Dass die meisten im Großdeutschen Reich wohnenden Volksgenossen, so hießen wir damals, Nazi wären, ja, vielleicht am Anfang, als es für Millionen wieder Arbeit gab, die aber vorwiegend einem Angriffskrieg dienten, das war eine andere Sache. Aber als man dann den Zwang verspürte, der einsetzte, war es aus mit der Begeisterung. Und dass es einige gegeben haben soll, die schon viel früher mehr ahnten, als wussten, habe ich auch erst später erfahren. Falls dies echt war und nicht nur aus einer Aversion kam, gegen das Regime zu sein und es sogar unter Umständen bekämpften, Hut ab, vor denen. Um sich so weit vorzuwagen, da hatte man schon gehörig Angst.

Aber das andere (all)gemeine Volk: Schweinsbraten, Mohnstrudel, Auslandssender und systemzersetzende Witzchen. Das waren sie auch. Sie wurde auch dementsprechend geahndet. Strafkompanie, Konzentrationslager oder Tod durch den Strang, aber auch nicht alle.

Und doch glaubten wir den Parolen. Wie die der bolschewistischen Gefahr. Sie war nicht so weit hergeholt. Aber jetzt weiß ich, das geschah nur, um die eigenen Gräuel in den Gas- und sonstigen Vernichtungslagern zu übertünchen. Denn von diesen habe ich nichts gewusst. Ich habe erst nach dem Krieg davon erfahren. Und ich kann mir ruhigen Gewissen sagen, auch meine Freunde, meine Bekannten und Verwandten meines Umfeldes wussten davon nichts. Und das Unwissen erstreckt sich nicht nur auf das Private, sondern auch auf die Militäreinheiten in dem ich Dienst tat. Denn falls es anders gewesen wäre, hätte man mir, der seine, sagen wir Antipathie, versteckt zu erkennen gab, sicher darüber berichtet.
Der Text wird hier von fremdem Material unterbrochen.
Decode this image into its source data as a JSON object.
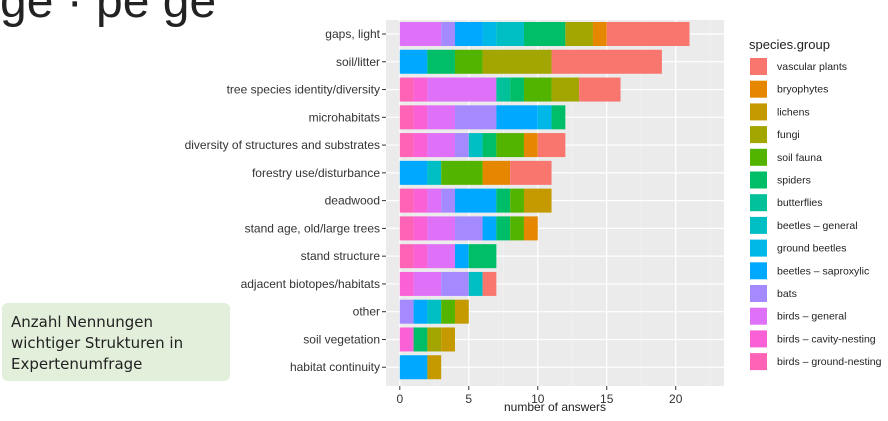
{
  "page": {
    "title_fragment": "ge  ·  pe  ge",
    "callout_text": "Anzahl Nennungen\nwichtiger Strukturen in\nExpertenumfrage"
  },
  "chart_data": {
    "type": "bar",
    "orientation": "horizontal",
    "stacked": true,
    "xlabel": "number of answers",
    "ylabel": "",
    "xlim": [
      -1,
      23.5
    ],
    "x_ticks": [
      0,
      5,
      10,
      15,
      20
    ],
    "legend_title": "species.group",
    "legend_position": "right",
    "grid": true,
    "background": "#ebebeb",
    "categories": [
      "gaps, light",
      "soil/litter",
      "tree species identity/diversity",
      "microhabitats",
      "diversity of structures and substrates",
      "forestry use/disturbance",
      "deadwood",
      "stand age, old/large trees",
      "stand structure",
      "adjacent biotopes/habitats",
      "other",
      "soil vegetation",
      "habitat continuity"
    ],
    "series": [
      {
        "name": "birds – ground-nesting",
        "color": "#FF63B6",
        "values": [
          0,
          0,
          1,
          1,
          1,
          0,
          1,
          1,
          1,
          0,
          0,
          0,
          0
        ]
      },
      {
        "name": "birds – cavity-nesting",
        "color": "#FB61D7",
        "values": [
          0,
          0,
          1,
          1,
          1,
          0,
          1,
          1,
          1,
          1,
          0,
          1,
          0
        ]
      },
      {
        "name": "birds – general",
        "color": "#DF70F8",
        "values": [
          3,
          0,
          5,
          2,
          2,
          0,
          1,
          2,
          2,
          2,
          0,
          0,
          0
        ]
      },
      {
        "name": "bats",
        "color": "#A58AFF",
        "values": [
          1,
          0,
          0,
          3,
          1,
          0,
          1,
          2,
          0,
          2,
          1,
          0,
          0
        ]
      },
      {
        "name": "beetles – saproxylic",
        "color": "#00A9FF",
        "values": [
          2,
          2,
          0,
          3,
          0,
          2,
          3,
          1,
          1,
          0,
          1,
          0,
          2
        ]
      },
      {
        "name": "ground beetles",
        "color": "#00B8E7",
        "values": [
          1,
          0,
          0,
          1,
          0,
          0,
          0,
          0,
          0,
          0,
          0,
          0,
          0
        ]
      },
      {
        "name": "beetles – general",
        "color": "#00BFC4",
        "values": [
          2,
          0,
          0,
          0,
          1,
          1,
          0,
          0,
          0,
          1,
          1,
          0,
          0
        ]
      },
      {
        "name": "butterflies",
        "color": "#00C19A",
        "values": [
          0,
          0,
          1,
          0,
          0,
          0,
          0,
          0,
          0,
          0,
          0,
          0,
          0
        ]
      },
      {
        "name": "spiders",
        "color": "#00BE67",
        "values": [
          3,
          2,
          1,
          1,
          1,
          0,
          1,
          1,
          2,
          0,
          0,
          1,
          0
        ]
      },
      {
        "name": "soil fauna",
        "color": "#53B400",
        "values": [
          0,
          2,
          2,
          0,
          2,
          3,
          1,
          1,
          0,
          0,
          1,
          0,
          0
        ]
      },
      {
        "name": "fungi",
        "color": "#A3A500",
        "values": [
          2,
          5,
          2,
          0,
          0,
          0,
          0,
          0,
          0,
          0,
          0,
          1,
          0
        ]
      },
      {
        "name": "lichens",
        "color": "#C49A00",
        "values": [
          0,
          0,
          0,
          0,
          0,
          0,
          2,
          0,
          0,
          0,
          1,
          1,
          1
        ]
      },
      {
        "name": "bryophytes",
        "color": "#E58700",
        "values": [
          1,
          0,
          0,
          0,
          1,
          2,
          0,
          1,
          0,
          0,
          0,
          0,
          0
        ]
      },
      {
        "name": "vascular plants",
        "color": "#F8766D",
        "values": [
          6,
          8,
          3,
          0,
          2,
          3,
          0,
          0,
          0,
          1,
          0,
          0,
          0
        ]
      }
    ],
    "legend_order": [
      "vascular plants",
      "bryophytes",
      "lichens",
      "fungi",
      "soil fauna",
      "spiders",
      "butterflies",
      "beetles – general",
      "ground beetles",
      "beetles – saproxylic",
      "bats",
      "birds – general",
      "birds – cavity-nesting",
      "birds – ground-nesting"
    ]
  }
}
Ich möchte nun schließen, aus echter Überzeugung und bescheidenem Wissen, dass Verbrechen, und andere Gräueltaten, strengstens bestraft werden sollen, und falls möglich und sogar mit Zinsen gut gemacht. Aber wenn Nichtwissen und somit im geläufigen Sinne auch Dummheit zum einem Tatbestand hochstilisiert wird, Verallgemeinerung und Vermischung von Tatsachen gezielt als Verleumdung eingesetzt und Sprechblasen zur Leitartikel-Überschriften werden, dann hört mein Glaube an die Gerechtigkeit auf.